The Ancient Greeks however, prized the ideal of male beauty and equated a long, tapered foreskin with male beauty (think of the pointy organs of the two bronze statues found in Riace, Sicily).
Circumcision makes its cultural debut in the book of Genesis, where Abraham is circumcised at God’s bidding to get his wife Sarah pregnant. But its purpose in the Jewish faith is mainly ritualistic, not medical. A powerful and permanent covenant between the Jews and their God. Jesus, according to one of the four Gospels, was circumcised, but early the Christian church wisely welcomed uncut converts too, while the Roman Empire banned the practice.
The Catholic Church’s rejection of the ‘ritual’ argument for circumcision relegated the practice to the Jewish and Muslim worlds until the mid 1700s, when masturbation started to be seen as a medical problem causing insanity and disease, besides being a sin. The modern war on the foreskin had begun.
Books like “Onania, or the Heinous Sin of Self-Pollution, And All Its Frightful Consequences, in Both Sexes, Considered” in 1750 arguing that masturbation weakened mind and body were read across Europe and in the United States, causing concern among parents.

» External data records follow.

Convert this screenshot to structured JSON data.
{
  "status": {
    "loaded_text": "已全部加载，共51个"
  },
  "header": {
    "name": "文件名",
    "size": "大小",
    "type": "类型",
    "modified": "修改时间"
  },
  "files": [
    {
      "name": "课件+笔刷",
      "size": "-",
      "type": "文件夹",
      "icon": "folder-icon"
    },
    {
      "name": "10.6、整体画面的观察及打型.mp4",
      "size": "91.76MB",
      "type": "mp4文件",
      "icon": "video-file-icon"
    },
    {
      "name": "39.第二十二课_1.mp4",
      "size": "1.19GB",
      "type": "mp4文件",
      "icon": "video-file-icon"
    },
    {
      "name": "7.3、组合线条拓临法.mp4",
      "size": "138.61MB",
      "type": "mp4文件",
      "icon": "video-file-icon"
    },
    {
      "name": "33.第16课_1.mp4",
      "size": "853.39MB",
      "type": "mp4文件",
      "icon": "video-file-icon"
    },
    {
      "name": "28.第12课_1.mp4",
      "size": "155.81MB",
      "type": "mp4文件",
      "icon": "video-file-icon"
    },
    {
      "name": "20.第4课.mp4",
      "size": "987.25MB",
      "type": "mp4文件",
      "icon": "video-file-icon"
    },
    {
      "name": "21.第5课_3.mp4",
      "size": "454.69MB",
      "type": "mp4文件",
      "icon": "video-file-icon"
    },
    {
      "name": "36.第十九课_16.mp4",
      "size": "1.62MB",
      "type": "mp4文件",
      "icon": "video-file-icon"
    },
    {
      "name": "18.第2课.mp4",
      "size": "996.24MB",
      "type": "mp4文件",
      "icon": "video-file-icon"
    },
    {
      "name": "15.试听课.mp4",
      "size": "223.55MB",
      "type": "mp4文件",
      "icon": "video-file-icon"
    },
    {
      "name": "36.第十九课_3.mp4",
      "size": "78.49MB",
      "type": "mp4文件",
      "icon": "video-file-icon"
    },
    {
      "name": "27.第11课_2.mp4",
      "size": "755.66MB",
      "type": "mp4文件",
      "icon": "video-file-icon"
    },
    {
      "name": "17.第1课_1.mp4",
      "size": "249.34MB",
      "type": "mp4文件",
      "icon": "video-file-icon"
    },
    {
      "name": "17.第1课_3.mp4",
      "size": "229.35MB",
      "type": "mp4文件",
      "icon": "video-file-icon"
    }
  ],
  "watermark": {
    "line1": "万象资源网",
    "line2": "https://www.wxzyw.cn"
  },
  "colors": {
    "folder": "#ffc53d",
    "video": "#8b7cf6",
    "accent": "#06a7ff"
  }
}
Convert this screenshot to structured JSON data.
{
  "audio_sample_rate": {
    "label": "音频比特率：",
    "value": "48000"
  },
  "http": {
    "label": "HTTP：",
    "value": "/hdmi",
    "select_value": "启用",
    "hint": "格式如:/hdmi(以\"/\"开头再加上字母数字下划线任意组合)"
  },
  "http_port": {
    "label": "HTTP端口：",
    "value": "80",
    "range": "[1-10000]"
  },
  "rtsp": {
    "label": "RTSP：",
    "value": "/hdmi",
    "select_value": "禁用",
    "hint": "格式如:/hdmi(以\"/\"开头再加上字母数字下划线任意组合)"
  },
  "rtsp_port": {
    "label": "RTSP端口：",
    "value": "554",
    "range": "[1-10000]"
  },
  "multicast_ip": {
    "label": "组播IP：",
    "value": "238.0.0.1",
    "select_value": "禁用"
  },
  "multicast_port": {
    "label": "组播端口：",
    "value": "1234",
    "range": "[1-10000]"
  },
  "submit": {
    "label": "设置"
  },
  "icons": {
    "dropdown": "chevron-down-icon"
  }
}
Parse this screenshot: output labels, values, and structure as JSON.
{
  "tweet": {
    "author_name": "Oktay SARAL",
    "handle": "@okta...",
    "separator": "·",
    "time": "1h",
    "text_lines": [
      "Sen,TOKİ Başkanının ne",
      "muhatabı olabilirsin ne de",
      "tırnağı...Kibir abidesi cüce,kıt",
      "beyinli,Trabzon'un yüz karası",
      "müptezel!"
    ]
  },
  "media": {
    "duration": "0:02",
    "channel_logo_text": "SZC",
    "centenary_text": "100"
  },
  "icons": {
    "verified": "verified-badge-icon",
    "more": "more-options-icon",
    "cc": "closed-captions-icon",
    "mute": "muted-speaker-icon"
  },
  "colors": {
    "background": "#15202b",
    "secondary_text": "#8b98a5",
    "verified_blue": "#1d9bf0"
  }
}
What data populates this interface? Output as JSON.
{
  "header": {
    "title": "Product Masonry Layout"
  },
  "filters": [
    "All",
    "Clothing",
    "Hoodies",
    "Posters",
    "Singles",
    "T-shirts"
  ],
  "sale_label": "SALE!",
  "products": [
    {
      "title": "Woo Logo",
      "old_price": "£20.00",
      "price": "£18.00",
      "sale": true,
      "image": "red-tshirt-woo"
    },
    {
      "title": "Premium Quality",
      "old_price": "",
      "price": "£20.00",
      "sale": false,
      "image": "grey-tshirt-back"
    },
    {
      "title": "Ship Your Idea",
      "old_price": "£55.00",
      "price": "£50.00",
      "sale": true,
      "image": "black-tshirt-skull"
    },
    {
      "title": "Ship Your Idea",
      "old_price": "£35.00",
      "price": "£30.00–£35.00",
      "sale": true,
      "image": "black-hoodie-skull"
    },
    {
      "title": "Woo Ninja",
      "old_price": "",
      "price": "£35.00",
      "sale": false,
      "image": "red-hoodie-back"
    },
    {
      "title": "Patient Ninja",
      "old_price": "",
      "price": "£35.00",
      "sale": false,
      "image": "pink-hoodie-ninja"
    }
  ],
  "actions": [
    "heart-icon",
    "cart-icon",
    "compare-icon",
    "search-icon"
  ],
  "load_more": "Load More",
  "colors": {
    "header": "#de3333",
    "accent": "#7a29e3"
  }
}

The medical profession found a simple solution: do away with the foreskin and children will find it harder to masturbate. By 1891, the president of the Royal College of Surgeons of Great Britain had published a treatise “On Circumcision as Preventative of Masturbation.” Circumcision was still being recommended as a ‘cure’ for masturbation in the 1930s in the US, and by the end of that decade three quarters of American women were giving birth in hospitals where the procedure was available. After World War II, Britain’s National Health System stopped funding the procedure since health benefits could not be proven. Now only about 9% of UK males are circumcised, but the US had no public health system to point the way.
And although masturbation is no longer thought of as a disease, circumcision is still (mistakenly) practised as a low-risk form of cancer prevention and so boys “look like Dad.” Its effectiveness in preventing AIDS and sexually transmitted diseases is still debatable. The practice in the US is slowly receding as awareness of the child’s right to choose grows. Groups like The Whole Network and campaigners calling themselves “intactivists” lobby against the practice.
The American Association of Pediatrics in 2012 said it found that the benefits of infant circumcision exceeded the risks, and leaned in favour of it. A Germany court ruled in the same year that circumcising young boys caused grievous bodily harm. The debate continues.
A European man changing his clothes in a locker room of an American gym stands out as ‘different’.